- Pedro Valente, 27 anos, sofreu um acidente de moto a 11 de junho de 2021 que lhe deixou dificuldades de mobilidade no braço esquerdo e abaixo dos joelhos, levando-o a viver em cadeira de rodas durante anos.
- O atleta residente na Maia passou oito meses no Centro de Reabilitação do Norte e enfrentou vários meses de fisioterapia e treinos até tentar praticar desporto.
- Em janeiro passou a competir em karting adaptado, com o acelerador e o travão situados no volante, permitindo-lhe conduzir com as mãos. Ele deixou a cadeira de rodas em julho de 2025.
- A equipa de karting é composta por Pedro Valente, o rival convertido em colega Pedro Meireles e o treinador Paulo Moreira, que desenvolveu um apoio de pernas para maior segurança.
- A adaptação do karting demorou cerca de um ano, foi feita com tecnologia básica e busca oferecer conforto e possibilidade de competição para dois pilotos com diferenças físicas relevantes.
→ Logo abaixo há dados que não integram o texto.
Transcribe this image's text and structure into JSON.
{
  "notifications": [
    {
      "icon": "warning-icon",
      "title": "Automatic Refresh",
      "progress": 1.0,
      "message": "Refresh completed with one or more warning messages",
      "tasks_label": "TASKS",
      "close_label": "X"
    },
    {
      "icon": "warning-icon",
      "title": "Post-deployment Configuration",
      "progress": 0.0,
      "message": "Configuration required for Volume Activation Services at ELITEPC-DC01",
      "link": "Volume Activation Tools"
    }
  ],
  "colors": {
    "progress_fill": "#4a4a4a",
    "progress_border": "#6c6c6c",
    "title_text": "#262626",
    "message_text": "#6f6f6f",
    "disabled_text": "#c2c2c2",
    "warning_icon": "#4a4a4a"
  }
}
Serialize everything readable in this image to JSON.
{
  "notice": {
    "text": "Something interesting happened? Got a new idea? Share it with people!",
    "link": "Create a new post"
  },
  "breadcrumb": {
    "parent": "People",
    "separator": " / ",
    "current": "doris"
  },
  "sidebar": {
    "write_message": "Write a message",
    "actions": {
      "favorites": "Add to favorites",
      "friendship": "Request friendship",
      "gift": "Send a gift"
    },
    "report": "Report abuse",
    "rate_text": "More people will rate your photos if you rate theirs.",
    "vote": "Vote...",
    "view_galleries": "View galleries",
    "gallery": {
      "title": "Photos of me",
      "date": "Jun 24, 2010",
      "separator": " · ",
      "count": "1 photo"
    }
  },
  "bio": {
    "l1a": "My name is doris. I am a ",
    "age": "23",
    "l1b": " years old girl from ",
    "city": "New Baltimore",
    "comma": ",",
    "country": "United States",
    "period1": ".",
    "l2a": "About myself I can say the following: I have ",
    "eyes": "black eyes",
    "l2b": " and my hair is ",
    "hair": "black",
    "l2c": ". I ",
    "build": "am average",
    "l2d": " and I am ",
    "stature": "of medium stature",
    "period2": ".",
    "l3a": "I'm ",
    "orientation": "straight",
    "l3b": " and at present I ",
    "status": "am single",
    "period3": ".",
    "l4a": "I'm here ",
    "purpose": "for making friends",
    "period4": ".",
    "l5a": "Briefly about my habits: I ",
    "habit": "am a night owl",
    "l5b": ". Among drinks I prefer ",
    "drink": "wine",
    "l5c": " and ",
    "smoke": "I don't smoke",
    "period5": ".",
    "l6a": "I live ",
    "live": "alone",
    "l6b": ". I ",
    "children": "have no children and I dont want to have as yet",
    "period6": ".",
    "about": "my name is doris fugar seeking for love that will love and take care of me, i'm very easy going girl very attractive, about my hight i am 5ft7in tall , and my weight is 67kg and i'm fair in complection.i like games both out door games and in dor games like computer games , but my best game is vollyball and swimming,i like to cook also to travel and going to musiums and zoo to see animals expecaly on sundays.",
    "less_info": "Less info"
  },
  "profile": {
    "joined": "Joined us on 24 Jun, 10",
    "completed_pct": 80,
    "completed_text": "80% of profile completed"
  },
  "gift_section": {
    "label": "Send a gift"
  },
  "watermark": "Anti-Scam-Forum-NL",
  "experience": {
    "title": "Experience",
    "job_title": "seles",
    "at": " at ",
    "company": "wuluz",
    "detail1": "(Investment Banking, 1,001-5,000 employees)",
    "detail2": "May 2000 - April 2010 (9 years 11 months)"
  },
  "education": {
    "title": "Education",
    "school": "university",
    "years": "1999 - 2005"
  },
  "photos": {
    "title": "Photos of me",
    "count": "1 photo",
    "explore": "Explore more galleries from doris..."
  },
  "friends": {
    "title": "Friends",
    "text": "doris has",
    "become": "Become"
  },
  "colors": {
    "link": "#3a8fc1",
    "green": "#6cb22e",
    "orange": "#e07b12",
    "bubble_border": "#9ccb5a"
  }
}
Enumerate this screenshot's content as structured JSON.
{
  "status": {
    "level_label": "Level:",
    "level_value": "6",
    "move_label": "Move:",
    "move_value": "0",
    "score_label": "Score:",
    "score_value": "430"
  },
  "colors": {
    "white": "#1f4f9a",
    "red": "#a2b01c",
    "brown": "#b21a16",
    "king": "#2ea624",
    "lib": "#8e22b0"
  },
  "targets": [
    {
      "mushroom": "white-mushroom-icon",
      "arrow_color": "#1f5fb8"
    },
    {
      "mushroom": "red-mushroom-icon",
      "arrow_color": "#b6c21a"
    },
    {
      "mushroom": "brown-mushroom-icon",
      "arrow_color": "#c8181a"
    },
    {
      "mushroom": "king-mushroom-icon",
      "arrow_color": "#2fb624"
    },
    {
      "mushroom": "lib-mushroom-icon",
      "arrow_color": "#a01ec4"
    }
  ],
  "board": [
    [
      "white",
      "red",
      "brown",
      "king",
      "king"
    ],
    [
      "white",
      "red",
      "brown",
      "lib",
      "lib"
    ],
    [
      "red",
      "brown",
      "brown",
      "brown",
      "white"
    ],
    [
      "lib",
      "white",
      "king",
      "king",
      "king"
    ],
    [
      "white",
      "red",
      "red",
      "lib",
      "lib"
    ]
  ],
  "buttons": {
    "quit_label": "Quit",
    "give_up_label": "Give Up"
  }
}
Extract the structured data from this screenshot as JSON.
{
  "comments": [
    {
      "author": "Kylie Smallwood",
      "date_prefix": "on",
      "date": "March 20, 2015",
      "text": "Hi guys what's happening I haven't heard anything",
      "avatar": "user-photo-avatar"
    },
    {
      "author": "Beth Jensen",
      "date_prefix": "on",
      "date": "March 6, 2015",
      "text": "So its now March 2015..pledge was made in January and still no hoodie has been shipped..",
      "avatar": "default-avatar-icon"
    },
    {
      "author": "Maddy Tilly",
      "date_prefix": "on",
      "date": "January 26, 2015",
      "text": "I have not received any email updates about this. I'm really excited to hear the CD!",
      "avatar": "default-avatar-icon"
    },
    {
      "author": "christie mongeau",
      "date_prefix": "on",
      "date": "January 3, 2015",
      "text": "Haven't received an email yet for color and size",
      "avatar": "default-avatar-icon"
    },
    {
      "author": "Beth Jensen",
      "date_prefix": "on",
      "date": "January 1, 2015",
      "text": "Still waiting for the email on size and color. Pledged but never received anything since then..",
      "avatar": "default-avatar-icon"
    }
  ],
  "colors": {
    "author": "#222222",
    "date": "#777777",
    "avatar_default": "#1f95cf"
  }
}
Pedro Valente superou um acidente de moto em 2021 e voltou a conduzir karting, integrando campeonatos da modalidade com um karting adaptado. Hoje, aos 27 anos, já deixou a cadeira de rodas em julho de 2025 e disputa corridas com acelerador e travão no volante.
No dia 11 de junho de 2021, a vida de Pedro mudou após sofrer a queda na via pública, saída do trabalho para casa. O acidente causou limitações no braço esquerdo e perda de sensibilidade nas pernas, alterando por completo a mobilidade.
O jovem, residente na Maia, descreve que a leitura médica foi direta: a recuperação seria longa e incerta. Depois de meses de fisioterapia, hospitalizações e oito meses no Centro de Reabilitação do Norte, decidiu tentar o karting adaptado.
Equipa e adaptação
A ideia ganhou forma em Itália, onde surgiu uma equipa com karting adaptado. Em janeiro, Pedro Valente entrou na modalidade com um dito karting onde o acelerador e travão ficam no volante e são operados pelas mãos, invertendo o arranjo tradicional devido à limitação do braço esquerdo.
Com apoio de Pedro Meireles, colega de equipa e antigo adversário, a dupla tem-se s orado na frente das corridas. Meireles, de 37 anos, diz que o desafio de acelerar e travar com as mãos é constante, mas os resultados da equipa têm sido promissores.
O responsável pela adaptação foi Paulo Moreira, treinador e responsável técnico. Desenvolveu ainda um apoio de pernas para salvaguardar a integridade dos pilotos em caso de queda, com uma duração de adaptação de cerca de um ano.
Valente e Meireles destacam que o karting adaptado permite competir em condições quase idêntas aos pilotos sem limitações, mantendo o foco na condução e na segurança. O objetivo é manter o estatuto competitivo e ambiciona-se vencer corridas futuras.
Paulo Moreira sublinha que a adaptação demonstra que tudo pode ser ajustado. O karting preparado para dois pilotos mostra que a diversidade de capacidades pode ser integrada, com conforto e segurança.